言葉自体はもちろん大切。でも、それを誰に、いつ、どのように伝えるかも重要。

著者
高野 登
出版日
2011-08-20

「言葉を磨く」というと言葉自体に目が行きがちですが、いつ、誰に、どのようにその言葉を伝えるかということも不可欠な視点です。どんなに良い言葉であっても、相手の状況に合っていなかったら伝わりません。当たり前のことではありますが、その当たり前のことがなかなか難しいもの。

その際、とても参考になると思うのがサービス業のプロの接客。皆様もレストランやホテルなどで気持ちが良い接客を受けて、心が動いたことはありませんでしょうか? 絶妙なタイミングでの声掛けなどをされ、私も感動したことがありました。マーケターとして顧客と接する中でいかにそれを実現するかを考え続けています。

その中でも参考になる書籍のひとつが本著。リッツ・カールトン日本支社長をされていた著者が、自身の経験をもとにどのように顧客と心を通わせる接客をするかということを「言葉がけ」の観点からまとめています。様々な状況の顧客を相手に仕事をしているからこそ、得られる視点。読んでいて勉強になりました。

一流ホテルでの話がすべてなので、「自分と業界が異なるし参考にならないな」と思われるかもしれません。ただ、「自分の仕事だと、どのような状況が近いだろう?」「自分の場合、〇〇するために何をしているだろう?」など自分の話にできるかぎり置き換えてみることで、学ぶことが多くあります。

書籍の中で特に印象に残った顧客に対する言葉がけを挙げると「今日はお薦めできません」「お客様にぴったりのお部屋は、別のホテルにございます」といういわば“自分を薦めない”言葉です。普通であれば、自社サービスを利用してもらいたいですし、より高いサービスを利用してもらいたいもの。ただ、それを提供し、使ってもらうことが顧客にとって本当に良いことなのでしょうか? そのような状況で使ってもらったときに、顧客が感じる価値が期待値を下回るものだったら? きっともう利用してくれなくなるかもしれないですし、悪い評判が立つことも考えられるでしょう。短期間だけ利益が上がればいいということであれば話は別ですが、その方法で事業を継続することはできるのでしょうか?

顧客に合わないと思ったら利用を薦めないという勇気も必要だと思います。そうすることで、得られるものも多々あるのです。私もそのような経験をすることがよくあります。顧客(相手)の立場に立つこと、いつまでも忘れたくないですね。

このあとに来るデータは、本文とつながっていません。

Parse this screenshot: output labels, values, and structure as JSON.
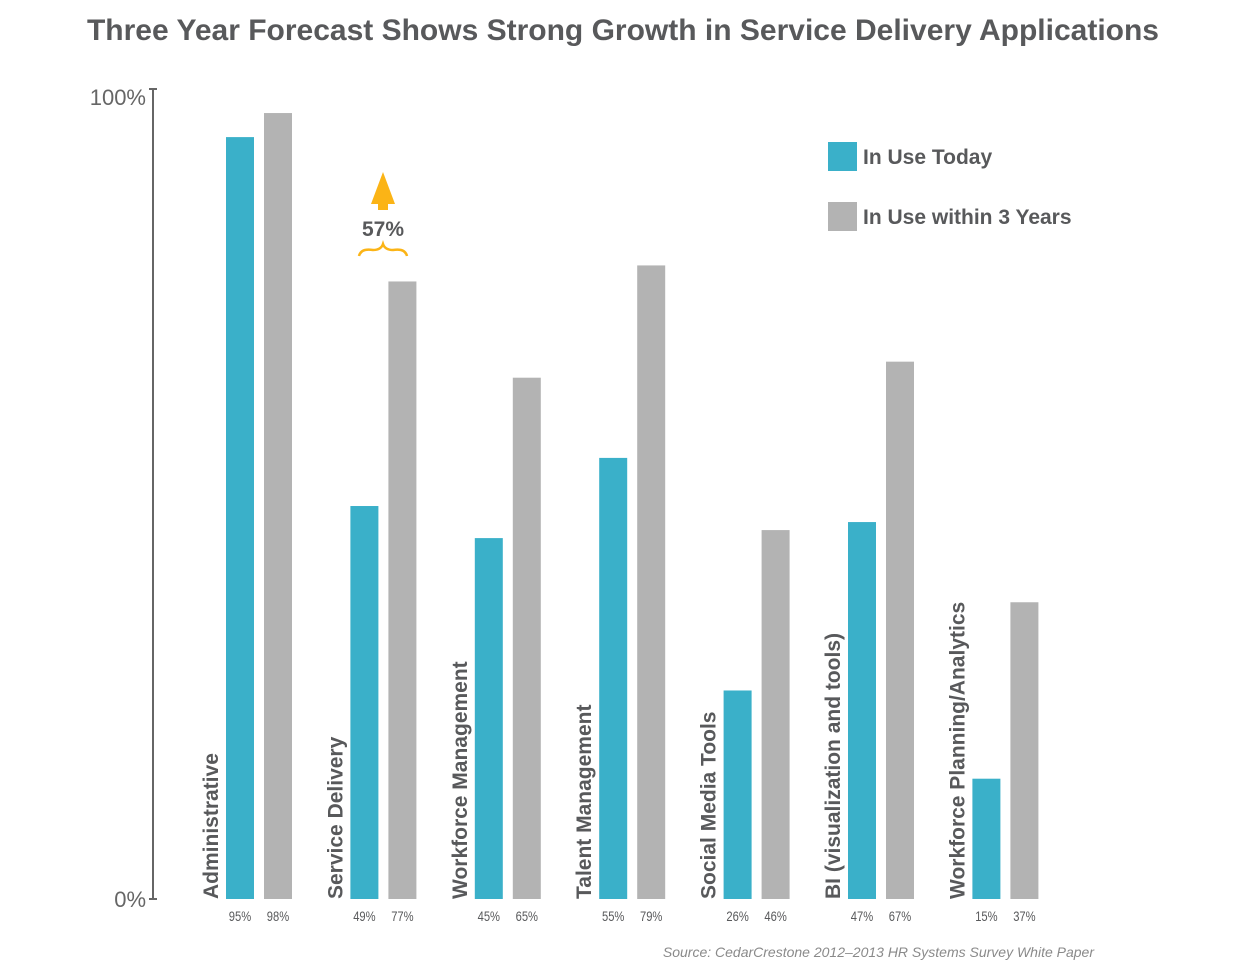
{
  "chart_data": {
    "type": "bar",
    "title": "Three Year Forecast Shows Strong Growth in Service Delivery Applications",
    "categories": [
      "Administrative",
      "Service Delivery",
      "Workforce Management",
      "Talent Management",
      "Social Media Tools",
      "BI (visualization and tools)",
      "Workforce Planning/Analytics"
    ],
    "series": [
      {
        "name": "In Use Today",
        "color": "#3ab0c9",
        "values": [
          95,
          49,
          45,
          55,
          26,
          47,
          15
        ],
        "labels": [
          "95%",
          "49%",
          "45%",
          "55%",
          "26%",
          "47%",
          "15%"
        ]
      },
      {
        "name": "In Use within 3 Years",
        "color": "#b3b3b3",
        "values": [
          98,
          77,
          65,
          79,
          46,
          67,
          37
        ],
        "labels": [
          "98%",
          "77%",
          "65%",
          "79%",
          "46%",
          "67%",
          "37%"
        ]
      }
    ],
    "ylim": [
      0,
      100
    ],
    "yticks": [
      "0%",
      "100%"
    ],
    "legend": "top-right",
    "annotation": {
      "category": "Service Delivery",
      "text": "57%",
      "color": "#fbb416"
    },
    "source": "Source: CedarCrestone 2012–2013 HR Systems Survey White Paper"
  }
}
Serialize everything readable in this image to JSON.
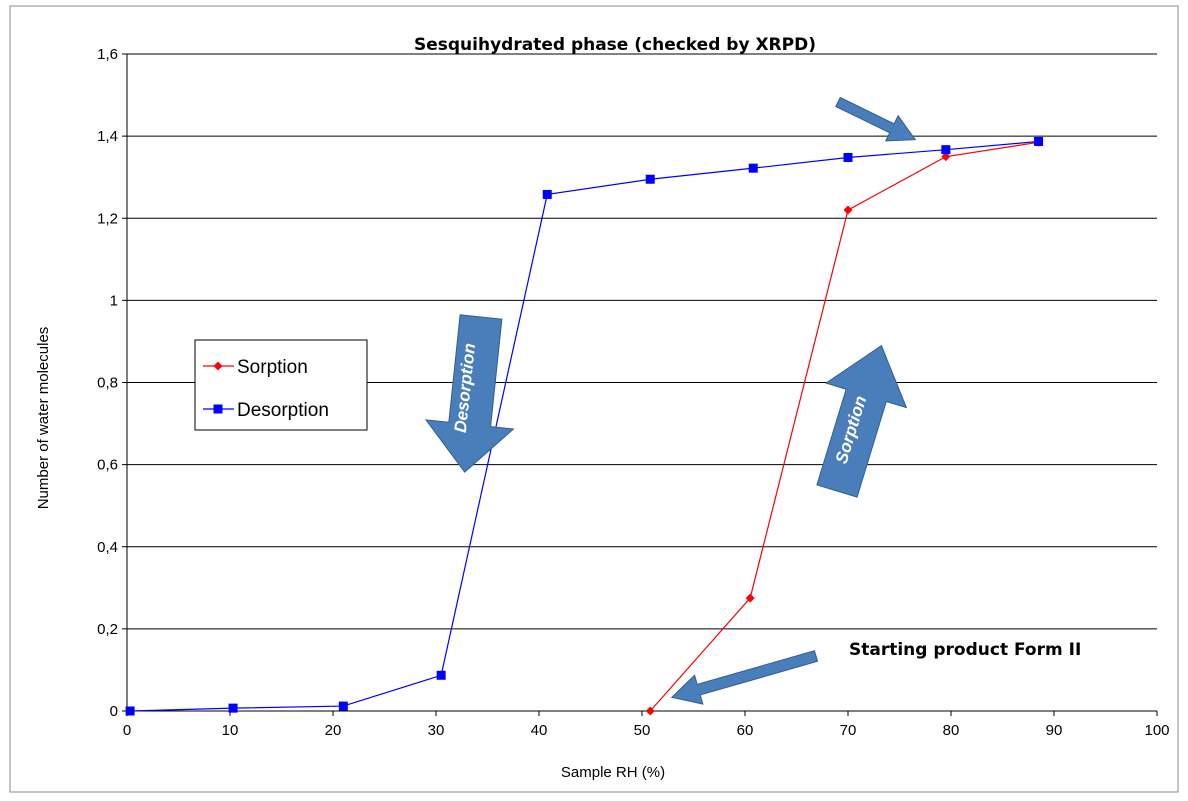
{
  "chart_data": {
    "type": "line",
    "xlabel": "Sample RH (%)",
    "ylabel": "Number of water molecules",
    "xlim": [
      0,
      100
    ],
    "ylim": [
      0,
      1.6
    ],
    "x_ticks": [
      "0",
      "10",
      "20",
      "30",
      "40",
      "50",
      "60",
      "70",
      "80",
      "90",
      "100"
    ],
    "y_ticks": [
      "0",
      "0,2",
      "0,4",
      "0,6",
      "0,8",
      "1",
      "1,2",
      "1,4",
      "1,6"
    ],
    "grid": "horizontal",
    "legend": "middle-left",
    "series": [
      {
        "name": "Sorption",
        "color": "#ff0000",
        "marker": "diamond",
        "points": [
          [
            50.8,
            0.0
          ],
          [
            60.5,
            0.275
          ],
          [
            70.0,
            1.22
          ],
          [
            79.5,
            1.35
          ],
          [
            88.5,
            1.385
          ]
        ]
      },
      {
        "name": "Desorption",
        "color": "#0000ff",
        "marker": "square",
        "points": [
          [
            0.3,
            0.0
          ],
          [
            10.3,
            0.007
          ],
          [
            21.0,
            0.012
          ],
          [
            30.5,
            0.087
          ],
          [
            40.8,
            1.258
          ],
          [
            50.8,
            1.295
          ],
          [
            60.8,
            1.322
          ],
          [
            70.0,
            1.348
          ],
          [
            79.5,
            1.367
          ],
          [
            88.5,
            1.387
          ]
        ]
      }
    ],
    "annotations": {
      "sesquihydrate": "Sesquihydrated phase (checked by XRPD)",
      "starting_product": "Starting product Form II",
      "desorption_arrow": "Desorption",
      "sorption_arrow": "Sorption"
    },
    "arrow_color": "#4a7ebb"
  }
}
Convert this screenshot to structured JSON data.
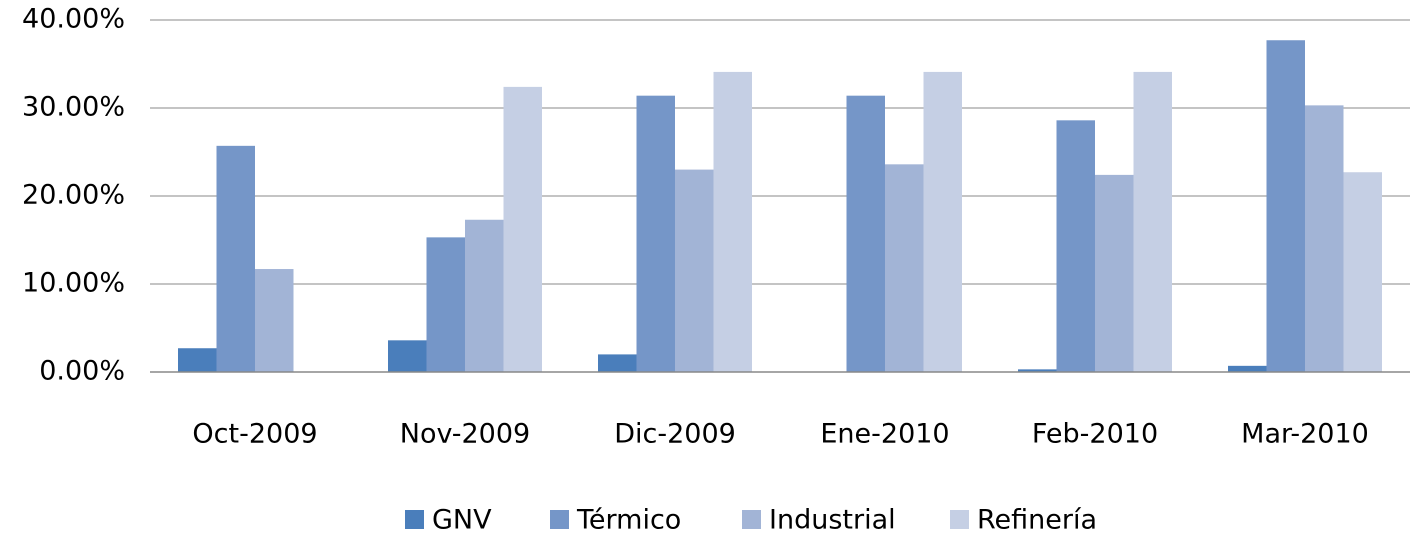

今回は、言葉を扱う仕事をしていて日々感じていることを交えながら、「言葉磨き」の大切さについてお伝えしてきました。言葉を磨く上で、インプットとアウトプットは不可欠。その繰り返しで言葉が磨かれていくのは間違いないことです。読書はその上で、とても有効な手段のひとつなのではないでしょうか。人は必要なときに、必要な人だけでなく、必要な本にも出会うもの。その出会いを大切にし、たくさんの気付きを得て、人として成長して、言葉を磨き続けていきたいですね。自分も精進していきたいと思います。